Imaginez que vous soyez tranquillement en train de faire vos courses dans votre supérette préférée et qu’un forcené cagoulé y fasse irruption en braquant une arme sur toutes les personnes présentes, comment réagiriez-vous ? Céderiez-vous à la panique ? Vous feriez-vous oublier ou tenteriez-vous de jouer au héros ? Autant de possibilités qui sont brillamment exploitées par Barbara Abel dans son tout dernier roman.
C’est un jour comme un autre pour les clients de cette supérette d’un quartier parisien gérée aujourd’hui par le discret et aimable Guillaume. Rien ne laisse présager que leur quotidien va basculer en quelques minutes, et pourtant… Un junkie en manque a décidé de braquer le magasin afin de pouvoir s’offrir quelques doses. Opération qui pourrait être facile, mais qui finit par se passer autrement qu’il l’avait prévu. Parmi ses otages, un couple adultère prêt à se dire au revoir. Une jeune maman qui a abandonné son petit garçon de trois ans dans son appartement en face d’un dessin animé, juste le temps de lui acheter des couches. Une vieille dame aigrie qui a accompagné son aide familiale en courses, et une mère autoritaire en conflit avec son adolescent de quinze ans : tous se retrouvent tous pris au piège derrière le rideau baissé de la supérette. Tout d’abord choqué, pétrifié devant l’horreur de la situation, chacun va vite réagir à sa manière, et la frontière entre bourreaux et victimes va peu à peu s’effriter jusqu’à l’inévitable drame.
Avec ce huis clos oppressant, Barbara Abel impose plus que jamais son nom parmi les maîtres européens du thriller psychologique. Après voir exploré les tensions cachées entre voisins dans son dyptique réussi Derrrière la haine et Après la fin, elle prouve qu’elle sait disséquer avec précision les relations humaines au quotidien, et les noirceurs de nos âmes perdues. Ici, rien n’est blanc ou noir, victimes et bourreaux se confondent au bout de quelques chapitres, et ce braquage improvisé nous révèle avec horreur toutes les facettes du citoyen lambda, tout autant prisonnier de son égoïsme que de cette supérette. L’auteure propose dès les premières pages une galerie de portraits complexes, intimistes, et des personnages dont on peut si bien comprendre les soucis et les envies de bonheur fugaces. On s’émeut devant les difficultés de cette jeune mère séparée, qui donne tout son amour à son petit garçon, quitte à s’oublier, elle.

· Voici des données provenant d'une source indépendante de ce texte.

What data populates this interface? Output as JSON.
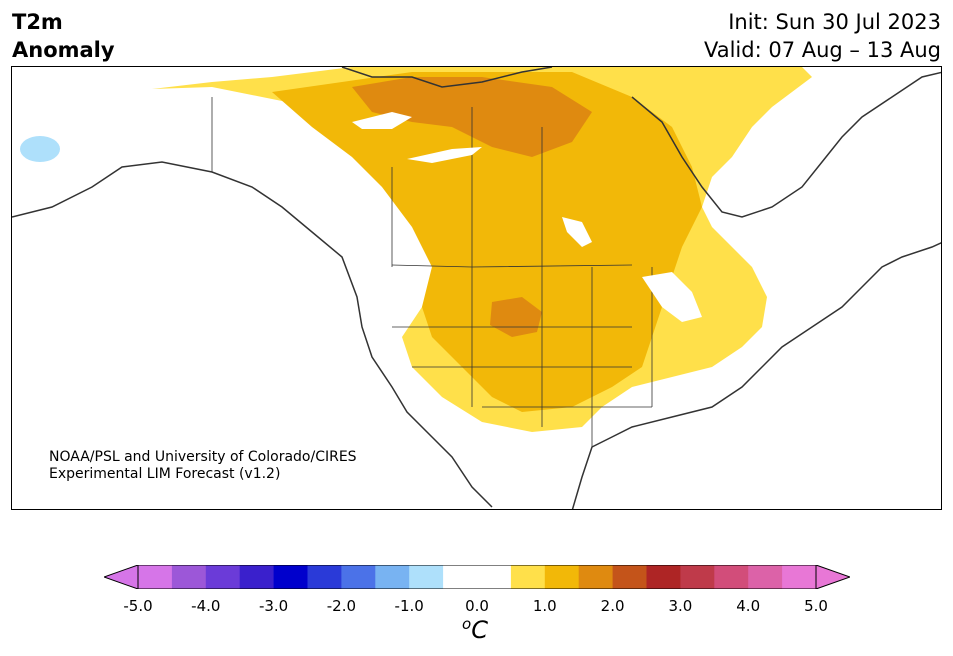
{
  "header": {
    "title_line1": "T2m",
    "title_line2": "Anomaly",
    "init": "Init: Sun 30 Jul 2023",
    "valid": "Valid: 07 Aug – 13 Aug"
  },
  "credit": {
    "line1": "NOAA/PSL and University of Colorado/CIRES",
    "line2": "Experimental LIM Forecast (v1.2)"
  },
  "colorbar": {
    "unit_base": "C",
    "unit_sup": "o",
    "ticks": [
      "-5.0",
      "-4.0",
      "-3.0",
      "-2.0",
      "-1.0",
      "0.0",
      "1.0",
      "2.0",
      "3.0",
      "4.0",
      "5.0"
    ],
    "colors": [
      "#d675e8",
      "#9c57d8",
      "#6b3bd8",
      "#3a20cc",
      "#0000cc",
      "#2a3ad8",
      "#4b72e8",
      "#78b3f2",
      "#aee0fb",
      "#ffffff",
      "#ffffff",
      "#ffe04a",
      "#f2b808",
      "#df8a10",
      "#c4541a",
      "#ae2525",
      "#bf3a4a",
      "#d24d7a",
      "#dc62a8",
      "#e877d6"
    ],
    "over_color": "#e877d6",
    "under_color": "#d675e8"
  },
  "map": {
    "colors": {
      "anom_0_5": "#ffe04a",
      "anom_1_0": "#f2b808",
      "anom_1_5": "#df8a10",
      "neg_0_5": "#aee0fb",
      "coast": "#333333"
    }
  }
}
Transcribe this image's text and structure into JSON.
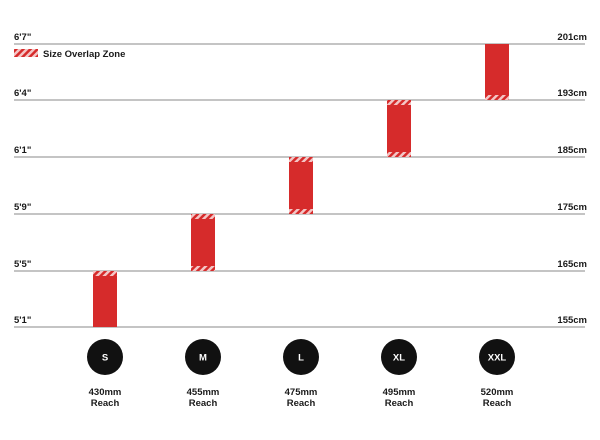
{
  "chart_data": {
    "type": "range-bar",
    "legend": {
      "label": "Size Overlap Zone",
      "placement": "top-left"
    },
    "y_ticks": [
      {
        "ft": "5'1\"",
        "cm": "155cm",
        "value": 155
      },
      {
        "ft": "5'5\"",
        "cm": "165cm",
        "value": 165
      },
      {
        "ft": "5'9\"",
        "cm": "175cm",
        "value": 175
      },
      {
        "ft": "6'1\"",
        "cm": "185cm",
        "value": 185
      },
      {
        "ft": "6'4\"",
        "cm": "193cm",
        "value": 193
      },
      {
        "ft": "6'7\"",
        "cm": "201cm",
        "value": 201
      }
    ],
    "grid": true,
    "sizes": [
      {
        "label": "S",
        "reach_value": "430mm",
        "reach_word": "Reach",
        "min": 155,
        "max": 165,
        "overlap_low": false,
        "overlap_high": true
      },
      {
        "label": "M",
        "reach_value": "455mm",
        "reach_word": "Reach",
        "min": 165,
        "max": 175,
        "overlap_low": true,
        "overlap_high": true
      },
      {
        "label": "L",
        "reach_value": "475mm",
        "reach_word": "Reach",
        "min": 175,
        "max": 185,
        "overlap_low": true,
        "overlap_high": true
      },
      {
        "label": "XL",
        "reach_value": "495mm",
        "reach_word": "Reach",
        "min": 185,
        "max": 193,
        "overlap_low": true,
        "overlap_high": true
      },
      {
        "label": "XXL",
        "reach_value": "520mm",
        "reach_word": "Reach",
        "min": 193,
        "max": 201,
        "overlap_low": true,
        "overlap_high": false
      }
    ],
    "colors": {
      "bar": "#d62b2b",
      "hatch_light": "#f4c6c6",
      "grid": "#8a8a8a",
      "badge": "#111111"
    }
  }
}
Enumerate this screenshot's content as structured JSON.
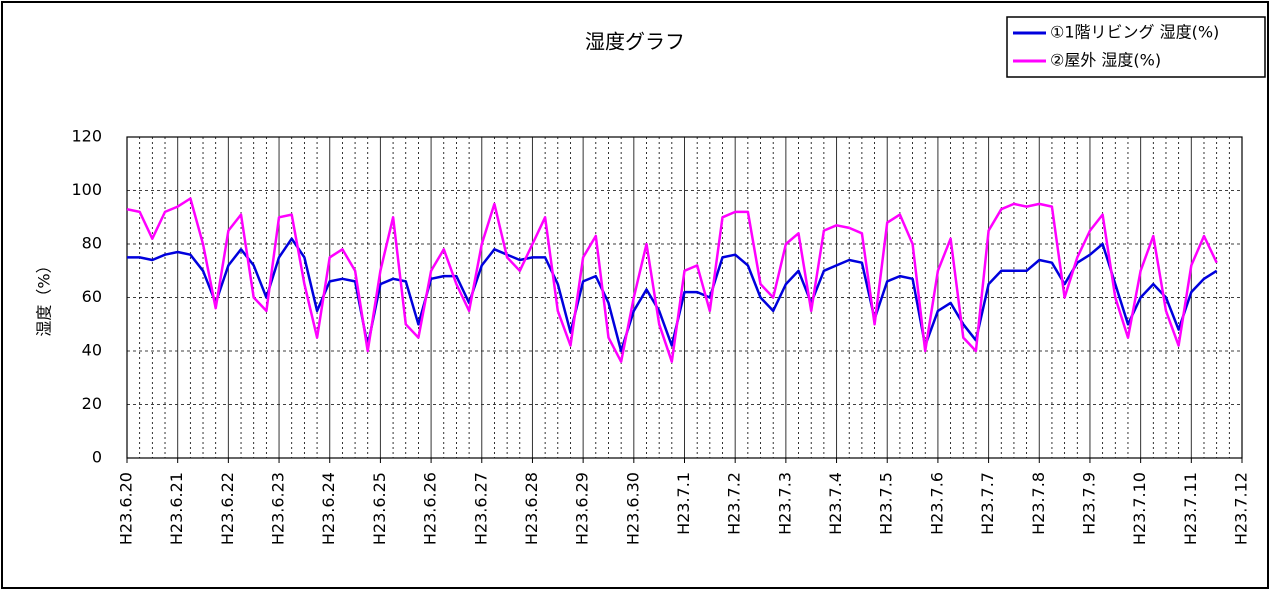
{
  "chart_data": {
    "type": "line",
    "title": "湿度グラフ",
    "y_label": "湿度（%）",
    "x": [
      0,
      0.25,
      0.5,
      0.75,
      1,
      1.25,
      1.5,
      1.75,
      2,
      2.25,
      2.5,
      2.75,
      3,
      3.25,
      3.5,
      3.75,
      4,
      4.25,
      4.5,
      4.75,
      5,
      5.25,
      5.5,
      5.75,
      6,
      6.25,
      6.5,
      6.75,
      7,
      7.25,
      7.5,
      7.75,
      8,
      8.25,
      8.5,
      8.75,
      9,
      9.25,
      9.5,
      9.75,
      10,
      10.25,
      10.5,
      10.75,
      11,
      11.25,
      11.5,
      11.75,
      12,
      12.25,
      12.5,
      12.75,
      13,
      13.25,
      13.5,
      13.75,
      14,
      14.25,
      14.5,
      14.75,
      15,
      15.25,
      15.5,
      15.75,
      16,
      16.25,
      16.5,
      16.75,
      17,
      17.25,
      17.5,
      17.75,
      18,
      18.25,
      18.5,
      18.75,
      19,
      19.25,
      19.5,
      19.75,
      20,
      20.25,
      20.5,
      20.75,
      21,
      21.25,
      21.5
    ],
    "series": [
      {
        "name": "①1階リビング 湿度(%)",
        "color": "#0000dd",
        "values": [
          75,
          75,
          74,
          76,
          77,
          76,
          70,
          58,
          72,
          78,
          72,
          60,
          75,
          82,
          75,
          55,
          66,
          67,
          66,
          42,
          65,
          67,
          66,
          50,
          67,
          68,
          68,
          58,
          72,
          78,
          76,
          74,
          75,
          75,
          65,
          47,
          66,
          68,
          58,
          40,
          55,
          63,
          55,
          42,
          62,
          62,
          60,
          75,
          76,
          72,
          60,
          55,
          65,
          70,
          58,
          70,
          72,
          74,
          73,
          52,
          66,
          68,
          67,
          42,
          55,
          58,
          50,
          44,
          65,
          70,
          70,
          70,
          74,
          73,
          65,
          73,
          76,
          80,
          65,
          50,
          60,
          65,
          60,
          48,
          62,
          67,
          70
        ]
      },
      {
        "name": "②屋外 湿度(%)",
        "color": "#ff00ff",
        "values": [
          93,
          92,
          82,
          92,
          94,
          97,
          80,
          56,
          85,
          91,
          60,
          55,
          90,
          91,
          65,
          45,
          75,
          78,
          70,
          40,
          70,
          90,
          50,
          45,
          70,
          78,
          65,
          55,
          80,
          95,
          75,
          70,
          80,
          90,
          55,
          42,
          75,
          83,
          45,
          36,
          60,
          80,
          50,
          36,
          70,
          72,
          55,
          90,
          92,
          92,
          65,
          60,
          80,
          84,
          55,
          85,
          87,
          86,
          84,
          50,
          88,
          91,
          80,
          40,
          70,
          82,
          45,
          40,
          85,
          93,
          95,
          94,
          95,
          94,
          60,
          75,
          85,
          91,
          60,
          45,
          70,
          83,
          55,
          42,
          72,
          83,
          73
        ]
      }
    ],
    "xlim": [
      0,
      22
    ],
    "xticks": [
      {
        "value": 0,
        "label": "H23.6.20"
      },
      {
        "value": 1,
        "label": "H23.6.21"
      },
      {
        "value": 2,
        "label": "H23.6.22"
      },
      {
        "value": 3,
        "label": "H23.6.23"
      },
      {
        "value": 4,
        "label": "H23.6.24"
      },
      {
        "value": 5,
        "label": "H23.6.25"
      },
      {
        "value": 6,
        "label": "H23.6.26"
      },
      {
        "value": 7,
        "label": "H23.6.27"
      },
      {
        "value": 8,
        "label": "H23.6.28"
      },
      {
        "value": 9,
        "label": "H23.6.29"
      },
      {
        "value": 10,
        "label": "H23.6.30"
      },
      {
        "value": 11,
        "label": "H23.7.1"
      },
      {
        "value": 12,
        "label": "H23.7.2"
      },
      {
        "value": 13,
        "label": "H23.7.3"
      },
      {
        "value": 14,
        "label": "H23.7.4"
      },
      {
        "value": 15,
        "label": "H23.7.5"
      },
      {
        "value": 16,
        "label": "H23.7.6"
      },
      {
        "value": 17,
        "label": "H23.7.7"
      },
      {
        "value": 18,
        "label": "H23.7.8"
      },
      {
        "value": 19,
        "label": "H23.7.9"
      },
      {
        "value": 20,
        "label": "H23.7.10"
      },
      {
        "value": 21,
        "label": "H23.7.11"
      },
      {
        "value": 22,
        "label": "H23.7.12"
      }
    ],
    "ylim": [
      0,
      120
    ],
    "yticks": [
      0,
      20,
      40,
      60,
      80,
      100,
      120
    ],
    "grid": true,
    "legend": "top-right"
  }
}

On partage les longues journées de cette octogénaire irascible, que son aide ménagère supporte tant bien que mal, parce qu’il faut bien gagner sa vie. On s’offusque de la bêtise de cet homme infidèle, et de sa lâcheté. On espère une relation plus paisible pour une mère et un fils en pleine crise d’adolescence. On devine l’inquiétude du jeune caissier, en attente de réponse pour le test de paternité que son ex-copine a passé…
Bref, on éprouve une telle empathie pour les personnages créés par Barbara Abel, que l’on tourne les pages avec une impatience éperdue. Et quand le dénouement arrive, on espère que notre vie ne sombrera jamais dans l’enfer qu’ils ont vécu, et l’on pleurerait presque devant notre innocence perdue.
Un thriller éprouvant pour les nerfs, un chef-d’œuvre de suspense, qui nous fait nous poser des questions sur notre Humanité, et sur la notion de justice. Un livre dont personne ne peut sortir indemne, à l’image des personnages créés par une auteure à l’efficacité redoutable.
franck boussard
Barbara Abel, L’innocence des bourreaux, Belfond, 2015, 320 p. — 18,50 €.